When we were in Paris, which seems a life time ago even though it was only three months hence, I bought some Breton caramels from a posh Parisian shop. I was disappointed in them to tell the truth. All I could taste was sugar, and yes, the ingredients do contain sugar but they should also be buttery and creamy. Also they were crumbly like fudge, instead of smooth and almost chewy like a caramel should be. Only one thing for it; to make them myself. Which is what I did a few weeks ago. Unfortunately I forgot to take any decent photographs of them before they got devoured so you will just have to take my word for it as to how good they were. And the people at the Tea Party; they got to try them. They were so moreish that just one was not enough.

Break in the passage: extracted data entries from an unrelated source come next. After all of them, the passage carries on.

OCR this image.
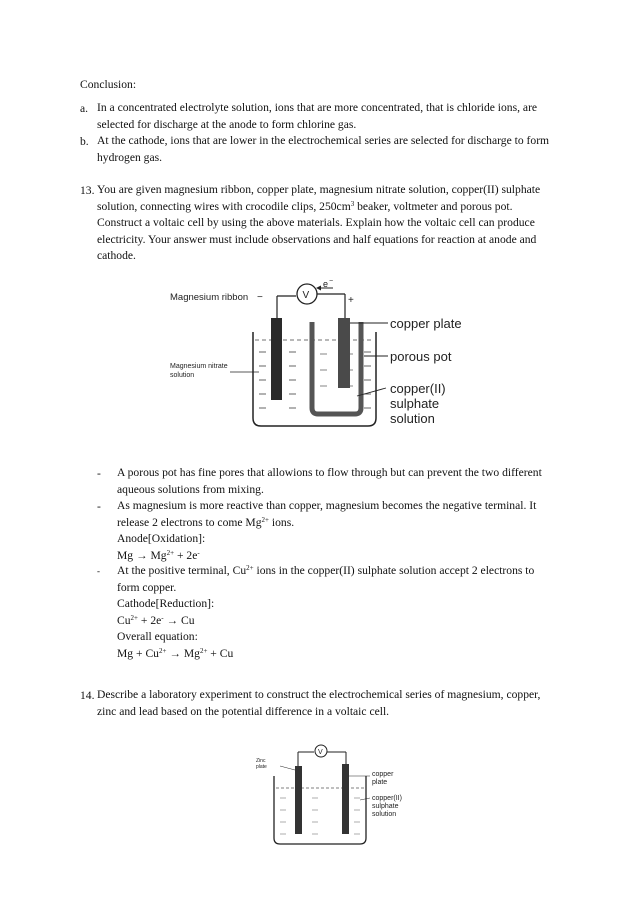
Conclusion:
a. In a concentrated electrolyte solution, ions that are more concentrated, that is chloride ions, are
selected for discharge at the anode to form chlorine gas.
b. At the cathode, ions that are lower in the electrochemical series are selected for discharge to form
hydrogen gas.
13. You are given magnesium ribbon, copper plate, magnesium nitrate solution, copper(II) sulphate
solution, connecting wires with crocodile clips, $250cm^3$ beaker, voltmeter and porous pot.
Construct a voltaic cell by using the above materials. Explain how the voltaic cell can produce
electricity. Your answer must include observations and half equations for reaction at anode and
cathode.
Magnesium ribbon −	+
V
e −
copper plate
porous pot
copper(II)
sulphate
solution
Magnesium nitrate
solution
- A porous pot has fine pores that allowions to flow through but can prevent the two different
aqueous solutions from mixing.
- As magnesium is more reactive than copper, magnesium becomes the negative terminal. It
release 2 electrons to come $Mg^{2+}$ ions.
Anode[Oxidation]:
$Mg \to Mg^{2+} + 2e^-$
- At the positive terminal, $Cu^{2+}$ ions in the copper(II) sulphate solution accept 2 electrons to
form copper.
Cathode[Reduction]:
$Cu^{2+} + 2e^- \to Cu$
Overall equation:
$Mg + Cu^{2+} \to Mg^{2+} + Cu$
14. Describe a laboratory experiment to construct the electrochemical series of magnesium, copper,
zinc and lead based on the potential difference in a voltaic cell.
V
Zinc
plate
copper
plate
copper(II)
sulphate
solution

I used a combination of recipes from this blog and my ‘Patisserie Maison’ book by Richard Bertinet, a Christmas present from my Mother. A sugar thermometer is a must for this recipe. Use the best possible ingredients you can afford because you taste it all; I splashed out on proper French 40% crème fraîche and butter from Waitrose.
125g food quality chocolate, chopped
100ml double cream
100g crème fraîche
200g caster sugar
150ml liquid glucose (you can use light corn syrup if you are in the USA, or golden syrup)
25g salted butter
1 teaspoon sea salt
Line a 8-9 inch (20-23cm) square pan with baking parchment.
Heat the double cream and crème fraîche in a medium pan until just coming to the boil and the crème fraîche has melted. Remove from the heat but keep warm.
In a separate pan with a heavy bottom, heat the sugar and water until the sugar has dissolved; then bring to the boil without stirring and add the glucose syrup. Simmer until the mixture is thick and syrupy; this took me about 15-20 minutes.
Take off the heat and stir in the butter and the cream mixture. Put back on the heat and stir continuously and monitor the temperature until you reach 120 ºC. Take off the heat and stir in the chocolate and sea salt, stirring until the chocolate is completely melted.
Pour the mixture into the prepared tin and leave until completely cool. Slice the caramel into squares and wrap individually in cellophane or parchment paper. They will easily keep for up to a month in a sealed container in the fridge.
Update 22/9/17 – recipe for a 8″ x 8″ pan to give a good even depth for dipping. Also cut in to 25mm x 25mm squares so this recipes gives 64.
125ml double cream
125g creme fraiche
250g caster sugar
185g liquid glucose
30g salted butter
1 teaspoon sea salt, ground in pestle and mortar
These won first prize in the Wigginton Show this year!